Abstract

More and more workplaces need employees who can work effectively with people of diverse cultural contexts. Cultural intelligence is a core social ability to interact successfully in cross-cultural environments. The Short Form measure of Cultural Intelligence (SFCQ) has been validated in several countries, although not for Portuguese-speaking countries. This paper describes the findings of three studies conceived to validate the SFCQ in the Portuguese language. The first study supports the SFCQ scale as unidimensional with three intermediate facets and possessing adequate internal consistency in a sample of college students (N = 217).
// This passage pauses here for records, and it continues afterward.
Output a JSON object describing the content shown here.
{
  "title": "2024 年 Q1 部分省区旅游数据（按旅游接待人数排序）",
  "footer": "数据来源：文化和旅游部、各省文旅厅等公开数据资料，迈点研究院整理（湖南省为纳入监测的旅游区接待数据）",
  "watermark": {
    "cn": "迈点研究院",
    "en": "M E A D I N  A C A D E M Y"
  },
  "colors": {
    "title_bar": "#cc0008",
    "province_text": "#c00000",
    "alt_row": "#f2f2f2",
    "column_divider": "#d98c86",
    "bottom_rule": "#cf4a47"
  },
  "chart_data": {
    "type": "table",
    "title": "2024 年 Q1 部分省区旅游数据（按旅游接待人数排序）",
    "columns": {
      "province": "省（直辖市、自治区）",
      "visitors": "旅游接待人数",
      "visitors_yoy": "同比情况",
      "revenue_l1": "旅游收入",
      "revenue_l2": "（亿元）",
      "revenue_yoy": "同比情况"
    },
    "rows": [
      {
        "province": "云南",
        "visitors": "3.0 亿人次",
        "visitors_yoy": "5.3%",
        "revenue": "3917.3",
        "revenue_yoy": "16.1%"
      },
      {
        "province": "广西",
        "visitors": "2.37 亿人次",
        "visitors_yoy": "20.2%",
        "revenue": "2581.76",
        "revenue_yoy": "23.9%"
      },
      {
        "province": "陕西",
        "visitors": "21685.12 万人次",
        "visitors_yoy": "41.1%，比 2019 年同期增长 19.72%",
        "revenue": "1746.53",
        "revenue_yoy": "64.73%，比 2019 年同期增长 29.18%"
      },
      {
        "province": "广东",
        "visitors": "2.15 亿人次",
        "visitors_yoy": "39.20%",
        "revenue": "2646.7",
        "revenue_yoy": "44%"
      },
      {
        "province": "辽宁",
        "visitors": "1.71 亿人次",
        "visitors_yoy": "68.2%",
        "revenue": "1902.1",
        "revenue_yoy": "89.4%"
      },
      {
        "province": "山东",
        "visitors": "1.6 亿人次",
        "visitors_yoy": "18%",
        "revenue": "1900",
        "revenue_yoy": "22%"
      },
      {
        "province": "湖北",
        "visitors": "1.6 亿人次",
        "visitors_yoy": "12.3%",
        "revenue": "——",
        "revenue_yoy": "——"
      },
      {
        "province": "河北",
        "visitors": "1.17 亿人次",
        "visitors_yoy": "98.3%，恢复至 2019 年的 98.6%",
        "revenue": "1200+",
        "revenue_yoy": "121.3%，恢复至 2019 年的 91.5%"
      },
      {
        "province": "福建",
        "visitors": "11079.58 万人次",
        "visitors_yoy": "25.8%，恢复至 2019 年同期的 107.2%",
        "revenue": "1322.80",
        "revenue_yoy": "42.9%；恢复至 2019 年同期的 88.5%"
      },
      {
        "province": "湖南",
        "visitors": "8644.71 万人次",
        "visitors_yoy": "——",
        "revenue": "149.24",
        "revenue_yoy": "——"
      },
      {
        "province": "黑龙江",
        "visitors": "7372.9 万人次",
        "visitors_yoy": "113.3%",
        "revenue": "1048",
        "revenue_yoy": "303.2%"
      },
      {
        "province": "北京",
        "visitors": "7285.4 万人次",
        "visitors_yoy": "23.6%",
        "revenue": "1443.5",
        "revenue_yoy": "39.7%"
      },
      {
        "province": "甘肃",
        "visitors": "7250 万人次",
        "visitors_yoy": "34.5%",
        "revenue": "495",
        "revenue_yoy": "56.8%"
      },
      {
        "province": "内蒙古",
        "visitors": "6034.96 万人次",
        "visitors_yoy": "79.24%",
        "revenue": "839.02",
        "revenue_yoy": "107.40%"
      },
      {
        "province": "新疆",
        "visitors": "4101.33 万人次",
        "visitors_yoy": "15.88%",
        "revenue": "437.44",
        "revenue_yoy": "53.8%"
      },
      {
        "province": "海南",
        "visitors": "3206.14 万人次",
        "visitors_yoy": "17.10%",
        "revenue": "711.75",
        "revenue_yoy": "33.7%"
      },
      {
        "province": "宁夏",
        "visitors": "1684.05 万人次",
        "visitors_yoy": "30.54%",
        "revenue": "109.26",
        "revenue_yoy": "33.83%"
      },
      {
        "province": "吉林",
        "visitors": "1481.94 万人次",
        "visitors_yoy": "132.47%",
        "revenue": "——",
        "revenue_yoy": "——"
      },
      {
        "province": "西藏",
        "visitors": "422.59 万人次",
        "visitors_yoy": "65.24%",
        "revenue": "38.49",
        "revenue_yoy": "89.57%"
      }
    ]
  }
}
In favor of construct validity, the instrument is weakly associated with but dissimilar to ethnocentrism and personality and is positively related to various markers of multicultural experience. Regarding criterion-validity, the SFCQ is related, as expected, to sociocultural adaptation and having a close friend from another culture. The second study supports the construct validity and the concurrent validity of the Portuguese SFCQ scale using a different sample of national college students (N = 195). The final study (N = 181) also supported the construct, the convergent, and the criterion-related validities of the Portuguese SFCQ scale in a sample of international students. It merits noting that in these three studies cultural intelligence emerged as a second-order single factor with three first-order factors, in particular, cultural knowledge, cultural skills, and cultural metacognition. These results substantiate the validity of the SFCQ and demonstrate this Portuguese version as a tool with substantial evidence for easily assessing cultural intelligence.